Alex Iwobi scores on his first Premier League start!

1.25pm GMT

39 min A corner to Everton on the right. They work it so well that within five seconds they are back in their own half, pottering around in possession.

1.24pm GMT

38 min Sanchez plays a penetrative square pass to Bellerin, who makes an out-to-in run before hitting a low 18-yard-shot that is blocked by Funes Mori.

1.22pm GMT

36 min Howard Webb says it should have been a penalty for the original contact by Besic, regardless of when Sanchez went down.

1.21pm GMT

34 min Lennon runs 50 yards in thrilling style, and then he goes and spoils it all by doing something stupid like scuffing a cross straight at Koscielny.

1.19pm GMT

33 min “Afternoon Rob,” says Guy Hornsby. “As a Spurs fan, I’m clearly cheering the Toffees on (and still getting my head round the T20 result last night). You can’t see this ending 1-0, though. Both teams have leaked goals and Everton’s home record means it’s unlikely they’ll only concede this one. I’ve jinxed it now, haven’t I?”

1.18pm GMT

31 min “Never seen that Berti offside (10 min) before,” says Paul Kelly. “Even though it was only the 3rd/4th place game, that’s one of the worse offside decisions I’ve ever seen.”

Dreadful offside decisions were commonplace back then, if not quite as extreme as that. Our perception is altered slightly by the subsequent change in the offside law – level was offside in those days – but there will still umpteen shockers. Assistant refereeing has improved almost beyond belief.

1.14pm GMT

29 min Possession percentage latest: Everton 42-58 Arsenal.

1.13pm GMT

28 min Cleverley’s inducking cross is shanked high over his own bar by Gabriel. A corner to Everton on the left, to be taken by Baines. It’s a poor one and Arsenal clear.

1.12pm GMT

26 min The home fans are starting to groan at misplaced passes, which is never a good sign.

1.11pm GMT

25 min Emails please!

1.09pm GMT

23 min Besic’s precise curler from 20 yards is pushed away by the diving Ospina. He should probably have held it but it mattered not a jot as he was able to get to his feet and collect.

1.07pm GMT

21 min Another delicious move from Arsenal, this time involving Iwobi and Ozil, ends with Ozil’s shot from 15 yards being blocked desperately by Jagielka. I think that was going in the far corner.

1.04pm GMT

19 min Ozil, Sanchez and Welbeck, as well as combining for the goal, have all been superb in the first 18 minutes 23 seconds of this match.

1.01pm GMT

16 min A dangerous cross from Lennon is very well defended by Gabriel, stretching towards his own goal.

12.58pm GMT

13 min Arsenal have been brilliant so far.

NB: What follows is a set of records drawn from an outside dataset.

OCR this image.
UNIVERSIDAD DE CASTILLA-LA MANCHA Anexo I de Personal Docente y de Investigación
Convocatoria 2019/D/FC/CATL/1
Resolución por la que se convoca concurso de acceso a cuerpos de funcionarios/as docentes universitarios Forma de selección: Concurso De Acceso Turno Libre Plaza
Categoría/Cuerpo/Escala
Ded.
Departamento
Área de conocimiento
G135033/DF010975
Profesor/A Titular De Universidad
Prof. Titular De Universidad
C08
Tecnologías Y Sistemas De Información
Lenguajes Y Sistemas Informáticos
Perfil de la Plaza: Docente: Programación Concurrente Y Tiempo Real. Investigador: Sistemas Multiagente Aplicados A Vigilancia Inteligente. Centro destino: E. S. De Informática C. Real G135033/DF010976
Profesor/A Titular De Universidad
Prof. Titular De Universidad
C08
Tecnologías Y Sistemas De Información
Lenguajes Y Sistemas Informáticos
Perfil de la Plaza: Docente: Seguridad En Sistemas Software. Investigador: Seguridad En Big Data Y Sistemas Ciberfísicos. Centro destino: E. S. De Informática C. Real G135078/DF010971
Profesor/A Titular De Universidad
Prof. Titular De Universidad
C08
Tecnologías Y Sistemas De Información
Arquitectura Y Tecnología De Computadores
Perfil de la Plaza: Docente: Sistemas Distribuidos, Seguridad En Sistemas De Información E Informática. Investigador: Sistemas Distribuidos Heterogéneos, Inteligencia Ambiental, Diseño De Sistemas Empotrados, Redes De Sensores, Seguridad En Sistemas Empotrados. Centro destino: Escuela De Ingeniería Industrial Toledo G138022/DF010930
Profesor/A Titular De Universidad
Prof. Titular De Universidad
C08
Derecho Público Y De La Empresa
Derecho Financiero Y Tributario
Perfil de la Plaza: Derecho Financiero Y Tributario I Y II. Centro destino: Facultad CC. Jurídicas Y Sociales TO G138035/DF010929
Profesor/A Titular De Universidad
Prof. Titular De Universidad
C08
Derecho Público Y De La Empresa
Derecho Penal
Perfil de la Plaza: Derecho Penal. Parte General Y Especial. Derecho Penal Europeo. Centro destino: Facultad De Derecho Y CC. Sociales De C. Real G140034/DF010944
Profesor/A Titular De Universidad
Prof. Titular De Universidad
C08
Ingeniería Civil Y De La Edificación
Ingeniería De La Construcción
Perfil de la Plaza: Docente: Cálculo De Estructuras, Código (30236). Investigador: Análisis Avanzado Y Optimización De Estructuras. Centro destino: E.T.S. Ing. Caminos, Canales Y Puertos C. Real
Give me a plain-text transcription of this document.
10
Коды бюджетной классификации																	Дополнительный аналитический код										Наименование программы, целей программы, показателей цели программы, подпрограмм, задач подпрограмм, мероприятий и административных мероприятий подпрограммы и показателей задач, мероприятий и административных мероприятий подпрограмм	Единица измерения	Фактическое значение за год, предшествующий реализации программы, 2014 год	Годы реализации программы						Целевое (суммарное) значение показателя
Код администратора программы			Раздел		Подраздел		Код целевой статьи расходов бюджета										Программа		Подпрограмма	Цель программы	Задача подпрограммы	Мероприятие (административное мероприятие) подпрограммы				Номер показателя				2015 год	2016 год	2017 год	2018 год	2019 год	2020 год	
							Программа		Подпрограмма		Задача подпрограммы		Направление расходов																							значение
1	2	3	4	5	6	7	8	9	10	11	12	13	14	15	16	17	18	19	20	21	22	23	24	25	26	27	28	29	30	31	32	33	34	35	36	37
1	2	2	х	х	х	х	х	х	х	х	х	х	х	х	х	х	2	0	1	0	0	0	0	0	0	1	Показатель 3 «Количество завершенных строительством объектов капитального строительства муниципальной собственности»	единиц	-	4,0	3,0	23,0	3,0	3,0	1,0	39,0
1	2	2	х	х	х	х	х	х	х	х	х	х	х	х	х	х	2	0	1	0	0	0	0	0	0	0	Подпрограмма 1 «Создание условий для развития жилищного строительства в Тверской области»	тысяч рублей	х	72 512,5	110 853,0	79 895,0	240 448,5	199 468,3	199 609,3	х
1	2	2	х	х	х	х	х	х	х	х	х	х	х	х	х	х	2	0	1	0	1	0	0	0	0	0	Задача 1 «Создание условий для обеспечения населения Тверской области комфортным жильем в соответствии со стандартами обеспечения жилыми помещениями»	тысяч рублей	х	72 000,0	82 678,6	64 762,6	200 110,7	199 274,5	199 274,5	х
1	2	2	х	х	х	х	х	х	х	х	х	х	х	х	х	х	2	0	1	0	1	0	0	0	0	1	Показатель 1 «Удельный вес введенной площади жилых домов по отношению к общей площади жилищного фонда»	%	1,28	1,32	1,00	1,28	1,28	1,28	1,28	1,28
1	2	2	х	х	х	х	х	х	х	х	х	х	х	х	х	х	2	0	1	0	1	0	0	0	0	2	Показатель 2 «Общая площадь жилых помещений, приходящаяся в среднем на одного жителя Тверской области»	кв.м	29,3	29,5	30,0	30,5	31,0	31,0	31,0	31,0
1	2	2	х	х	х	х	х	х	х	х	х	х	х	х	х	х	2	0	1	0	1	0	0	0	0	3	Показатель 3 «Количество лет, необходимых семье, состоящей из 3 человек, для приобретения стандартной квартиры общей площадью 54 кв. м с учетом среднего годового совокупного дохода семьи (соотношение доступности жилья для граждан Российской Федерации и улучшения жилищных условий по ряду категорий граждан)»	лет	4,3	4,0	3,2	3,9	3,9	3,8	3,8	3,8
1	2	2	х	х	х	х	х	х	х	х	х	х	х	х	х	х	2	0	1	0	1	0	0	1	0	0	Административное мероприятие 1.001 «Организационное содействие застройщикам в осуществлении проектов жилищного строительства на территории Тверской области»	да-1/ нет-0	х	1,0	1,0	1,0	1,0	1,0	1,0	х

They are playing with the swagger of a team who have won their last 17 games, not a team who have been in crisis (sic) for the last month. You suspect there will be a few moodswings in this game, mind, as both sides are much better going forward than they are defending.

12.57pm GMT

10 min Lukaku, put through on goal, is wrongly flagged offside. It was the wrong decision but, well, we’ve seen worse.

12.54pm GMT

8 min Joel had to make another save, albeit relatively straightforward, straight after the goal. Not sure who it was from. You’re welcome!

12.54pm GMT

That was class. Arsenal kept the ball for ages until Sanchez, to the right of centre, quickened things up with a short ball into Ozil. Then he took the return and slid a gentle through pass to Welbeck, who moved smoothly around the keeper to score. That was a beautiful goal, so clean and clinical. They won’t score goals like that under Claude and Ty.

12.52pm GMT

This is a glorious team goal!

12.51pm GMT

6 min “Talking of plugs for fantastic books,” says Ian Copestake, “I am sure Leicester City are now Malcolm Gladwell’s favourite team as they seem to confirm his ‘outlier’ theory.”

12.50pm GMT

5 min “There’s more to the disquiet over Martinez than the quality of the players at his disposal,” writes Gary Naylor. “There have been rumblings for a while about the fitness and conditioning of the players and, with so many points lost in late collapses, there might be something in that. There’s concern too about a perceived reluctance to drill the defence on setpieces, which have been a problem this season. Roll in some strange substitutions and a propensity to talk up players like a fairground barker shilling a sideshow, and the malcontents have a point. I’m just – just – on the side of keeping him, but it’s a tight call even for a veteran of Wimbledon 1994 like me.”

As a reformed moron, this is what I think about it all.

12.50pm GMT

4 min Ozil curls a corner towards Gabriel, unmarked 10 yards out, and he mishits a volley miles over the bar. This has been a very entertaining start.

12.49pm GMT

2 min The vivacious Coleman wins a corner after 50 seconds, and then almost scores from it. It was drilled flat towards the near post by Cleverley, and Coleman got in front of two defenders at the corner of the six-yard box to flick the ball off the outside of the near post. Ospina wouldn’t have got to that had it sneaked inside the post.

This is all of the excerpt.